Bu yeniden yapılanma, devrimci güçlerin parçalı ve düzensiz yapısından uzaklaşıp daha kurumsal ve koordineli bir askeri organizasyona dönüşmesi açısından bir dönüm noktası olarak görülüyor. Heyet Tahrir Şam (HTŞ), Milli Kurtuluş Cephesi (MKC) ve Feylak el-Şam gibi önde gelen grupları bünyesinde barındıran AOK, Suriye’nin kuzeyindeki İdlib, Hama, Lazkiye ve Batı Halep gibi kritik bölgelerdeki savunma hatlarını güçlendirdi.
AOK, rejim güçlerinin kontrolündeki bölgelere yakın cephe hatlarında faaliyet gösteriyor ve bu bölgeler, stratejik savaş alanları olarak öne çıkıyor.

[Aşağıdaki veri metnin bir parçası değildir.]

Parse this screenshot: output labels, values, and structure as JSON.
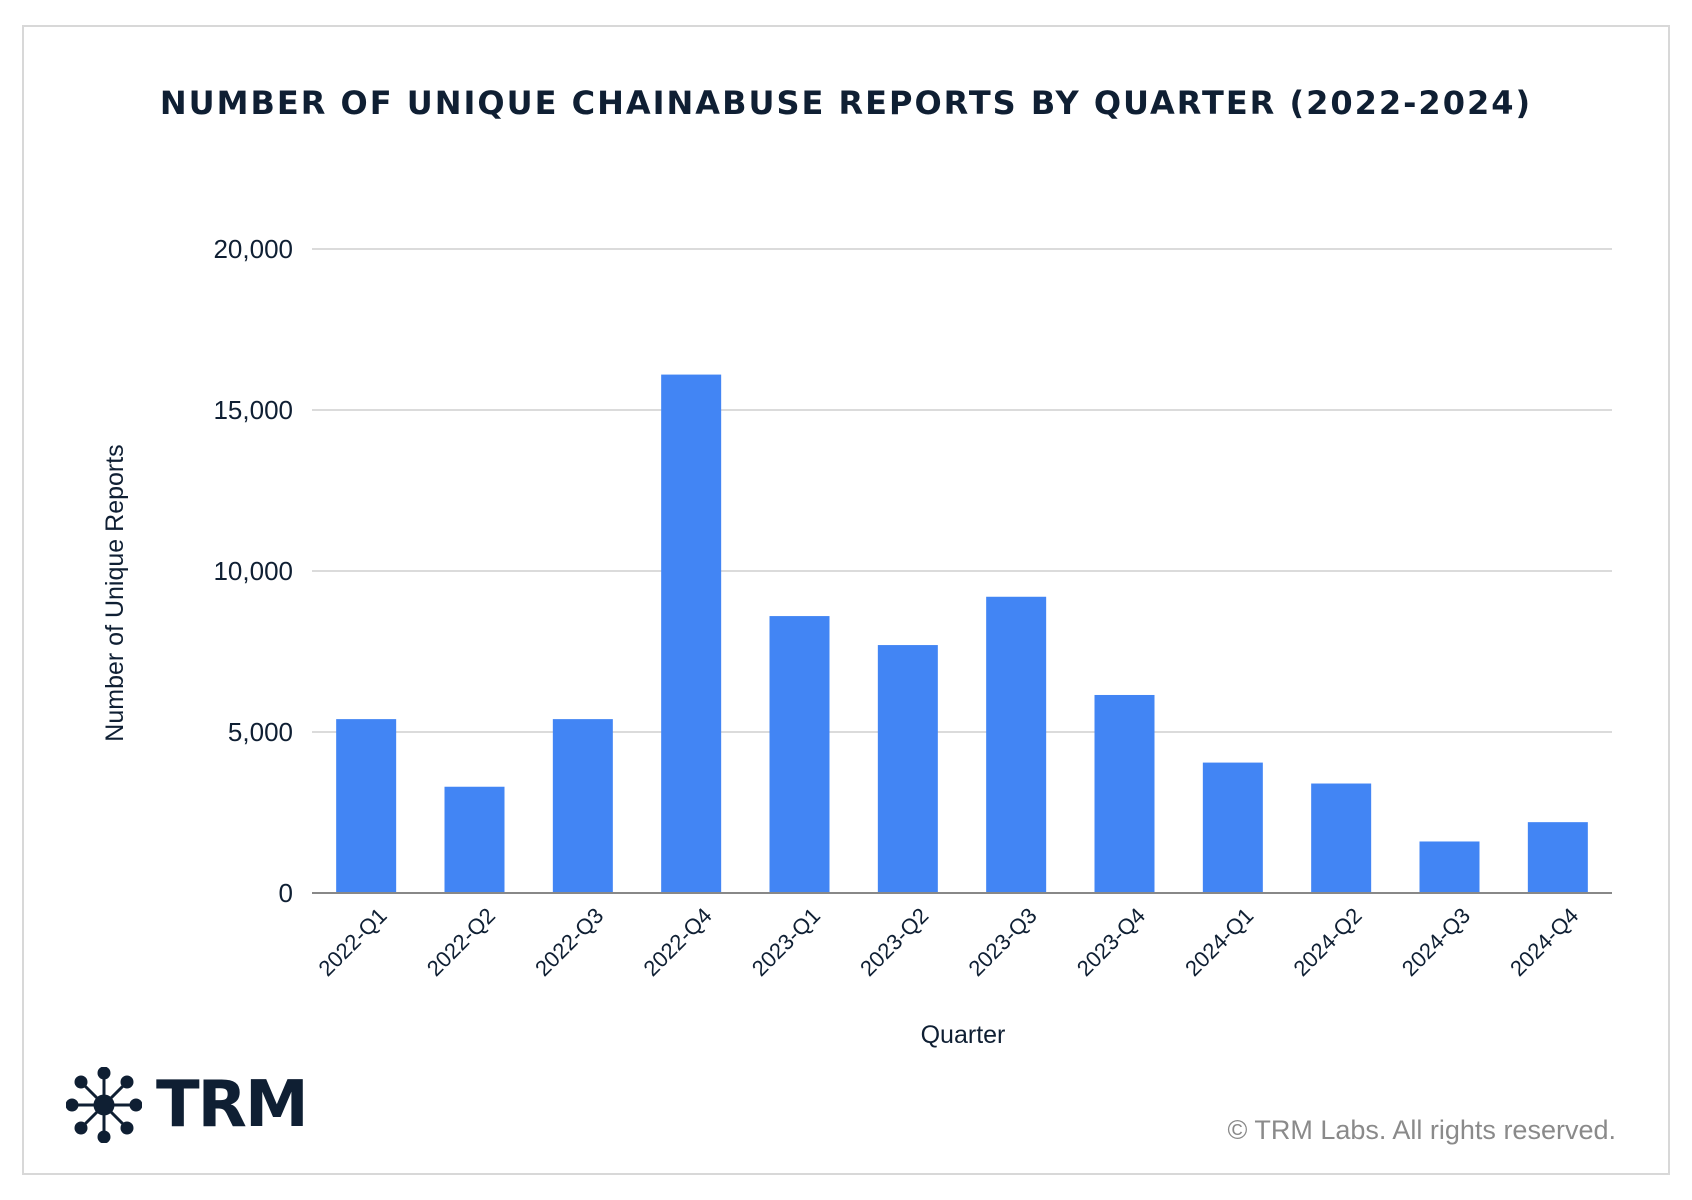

Özellikle rejim güçlerinin saldırılarından kaçan sivillere bir kalkan görevi gören koalisyon, rejim, Rusya ve İran destekli saldırılara karşı direnişi sürdürüyor.
Fethu’l-Mubin Operasyon Odası döneminde kazanılan zaferlerin üzerine yeni başarılar inşa etmeyi hedefleyen AOK, 2023 yılında Lazkiye kırsalında düzenlediği operasyonlarla rejim güçlerine ağır darbeler vurmuş, üst düzey rejim subaylarını hedef almıştır. Bu tür sızma operasyonları, rejimin sivillere yönelik saldırılarına karşı bir cevap niteliği taşımış ve özgürleştirilmiş bölgelerin savunulmasında koalisyonun rolünü güçlendirmiştir.
Koalisyonun stratejisi, rejimin saldırı gücünü yıpratma üzerine kurulu. Yüksek değerli hedeflere yönelik nokta operasyonlarla rejim güçlerini zayıflatırken büyük kayıplardan kaçınan AOK, bu şekilde bölgede bir denge oluşturarak rejim ilerleyişini durdurmayı başardı.
AOK’nın kurumsallaşmış ve birleşik yapısı, devrimci askeri hareket için önemli bir gelişme olarak değerlendiriliyor. Önceden dağınık ve koordinasyondan yoksun şekilde yürütülen operasyonlardan uzaklaşılarak daha sürdürülebilir bir askeri organizasyon modeline geçildi.
Suriye’nin kuzeybatısındaki özgürleştirilmiş bölgeleri savunma, rejimin saldırılarını püskürtme ve işgal altındaki toprakları geri alma misyonu ile hareket eden AOK, rejim tehdidinin devam ettiği sürece Suriye’nin geleceği için kritik bir güç olmaya devam edecek.
Fethu’l-Mubin’den Askeri Operasyonlar Komutanlığı’na dönüşüm, modernizasyon ve birlik ruhunun gücünü ortaya koyuyor ve bu süreç, devrimci güçlerin mücadele kapasitesini artırıyor.